OBJECTIVE Peripheral nerve adhesion caused by extraneural and intraneural scar formation after neurolysis leads to nerve dysfunction. The authors previously developed a novel very flexible biodegradable nerve conduit composed of poly(L-lactide) and poly(ε-caprolactone) for use in peripheral nerve regeneration. In the present study, they investigated the effect of protective nerve wrapping on preventing adhesion in a rat sciatic nerve adhesion model. METHODS Rat sciatic nerves were randomly assigned to one of the following four groups: a no-adhesion group, which involved neurolysis alone without an adhesion procedure; an adhesion group, in which the adhesion procedure was performed after neurolysis, but no treatment was subsequently administered; a nerve wrap group, in which the adhesion procedure was performed after neurolysis and protective nerve wrapping was then performed with the nerve conduit; and a hyaluronic acid (HA) group, in which the adhesion procedure was performed after neurolysis and nerve wrapping was then performed with a 1% sodium HA viscous solution. Six weeks postoperatively, the authors evaluated the extent of scar formation using adhesion scores and biomechanical and histological examinations and assessed nerve function with electrophysiological examination and gastrocnemius muscle weight measurement. RESULTS In the adhesion group, prominent scar tissue surrounded the nerve and strongly adhered to the nerve biomechanically and histologically. The motor nerve conduction velocity and gastrocnemius muscle weight were the lowest in this group. Conversely, the adhesion scores were significantly lower, motor nerve conduction velocity was significantly higher, and gastrocnemius muscle weight was significantly higher in the nerve wrap group than in the adhesion group.

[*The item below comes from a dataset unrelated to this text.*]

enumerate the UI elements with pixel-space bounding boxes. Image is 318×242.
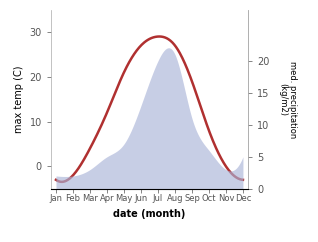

Additionally, the biomechanical breaking strength was significantly lower in the nerve wrap group than in the adhesion group and HA group. The morphological properties of axons in the nerve wrap group were preserved. Intraneural macrophage invasion, as assessed by the number of CD68- and CCR7-positive cells, was less severe in the nerve wrap group than in the adhesion group. CONCLUSIONS The nerve conduit prevented post-neurolysis peripheral nerves from developing adhesion and allowed them to maintain their nerve function because it effectively blocked scarring and prevented adhesion-related damage in the peripheral nerves.